Choć może napisze więcej przy innej okazji, bo właśnie się pokłóciliśmy :evil:

strawberrytea - Wto Mar 28, 2006 1:03 pm

no to zacznę tak na dobry początek bo widzę że odzew mały :(
U nas...
:serducho: Zostawiamy sobie przyklejone nad biurkami (lub w jakiejś książce lub zeszycie, które używa to drugie) karteczki (takie kolorowe, przyklejane) z jakimiś ciepłymi słowami gdy wychodzimy z domu a naszej połówki nie ma w domku - żeby mu się zrobiło cieplutko jak przyjdzie i przeczyta, a nas jeszcze nie będzie
:serducho: gdy wiem, że mąż zaraz wróci do domku zaparzam w dzbanku herbatę, stawiam na podgrzewaczu, często zapalam świece, puszczam jakąs muzykę - zresztą to robimy oboje gdy chcemy choć na chwilkę usiąśc razem i pobyć ze sobą
:serducho: czasem piszemy do siebie listy - to zupełnie inny sposób komunikowania się niż rozmowa czy nawet e-mail (choc przyznaję-ostatnio to zaniedbaliśmy :( )
:serducho: kupujemy sobie po jakimś batoniku czy naszą ulubioną czekoladę - pretekst żeby znaleźć choć chwilkę czasu i razem ja zjeść
:serducho: smsy i maile oczywiście także piszemy
:serducho: ostatnio zrobiłam kolację ale przeniosłam do naszego pokoju taki rozkładany stół (my w pokoju mamy ławę ale jest prawie takiej samej wysokości co łóżko więc niewygodnie się przy niej je - raczej jeśli jemy u nas to lądujemy na podłodze ;) ), rozłożyłam obrus, zapaliłam świeczkę, puściłam muzyke... Oj, jaki był szczęśliwy :)
:serducho: jak jeszcze razem nie mieszkaliśmy to mój K. czasem zjawiał się u mnie bardzio wczesnie rano, przed zajęciami na uczelni z ciepłymi, pachnącymi bułeczkami. Pukał w okno i razem jedlismy śniadanko. A że ode mnie na uczelnię miał blisko to było mu nawet "po drodze" ;) Teraz czasem budzimy siebie nawzajem bułeczkami i jajkiem na miękko :)
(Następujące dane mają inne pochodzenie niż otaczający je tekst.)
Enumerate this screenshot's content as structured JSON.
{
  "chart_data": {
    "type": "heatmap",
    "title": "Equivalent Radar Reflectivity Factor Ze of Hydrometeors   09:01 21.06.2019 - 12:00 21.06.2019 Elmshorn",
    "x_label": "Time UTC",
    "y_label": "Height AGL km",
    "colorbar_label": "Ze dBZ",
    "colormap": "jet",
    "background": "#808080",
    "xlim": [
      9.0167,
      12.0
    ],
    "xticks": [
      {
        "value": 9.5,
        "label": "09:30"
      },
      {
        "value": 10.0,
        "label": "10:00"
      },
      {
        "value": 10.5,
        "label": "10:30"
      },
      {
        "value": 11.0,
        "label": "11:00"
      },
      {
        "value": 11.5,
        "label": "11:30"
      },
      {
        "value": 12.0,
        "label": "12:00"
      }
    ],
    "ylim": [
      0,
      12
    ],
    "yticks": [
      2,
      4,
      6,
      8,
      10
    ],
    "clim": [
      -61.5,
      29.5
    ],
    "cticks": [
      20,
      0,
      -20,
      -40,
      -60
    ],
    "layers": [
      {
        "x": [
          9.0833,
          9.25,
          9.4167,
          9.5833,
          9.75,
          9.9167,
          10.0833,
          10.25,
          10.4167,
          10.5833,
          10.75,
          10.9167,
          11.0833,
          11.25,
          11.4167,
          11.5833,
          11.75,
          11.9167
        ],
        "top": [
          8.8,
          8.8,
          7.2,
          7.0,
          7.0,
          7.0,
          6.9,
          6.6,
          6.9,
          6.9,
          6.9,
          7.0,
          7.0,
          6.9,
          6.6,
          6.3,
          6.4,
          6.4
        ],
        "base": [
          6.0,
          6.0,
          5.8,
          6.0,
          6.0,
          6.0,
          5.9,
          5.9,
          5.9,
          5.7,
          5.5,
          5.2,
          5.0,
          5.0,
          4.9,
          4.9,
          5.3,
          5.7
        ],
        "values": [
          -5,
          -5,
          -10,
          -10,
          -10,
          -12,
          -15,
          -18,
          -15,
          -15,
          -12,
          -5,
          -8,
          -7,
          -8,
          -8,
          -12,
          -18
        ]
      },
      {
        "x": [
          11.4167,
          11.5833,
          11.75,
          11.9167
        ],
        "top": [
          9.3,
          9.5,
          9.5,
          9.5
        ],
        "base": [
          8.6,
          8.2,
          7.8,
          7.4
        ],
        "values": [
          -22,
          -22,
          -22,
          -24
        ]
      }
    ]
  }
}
Marti - Wto Mar 28, 2006 8:49 pm

Czasami zostawiamy sobie jakąś miłą karteczkę, ale głównie wysyłamy sms-y. Od czasu do czasu kupuję colę (uzależniny więc dawkuję) a on mi batoniki.
Dotka - Sro Mar 29, 2006 11:48 am

U nas też zdarzają się takie gesty choć to częściej są wysyłane przeze mnie.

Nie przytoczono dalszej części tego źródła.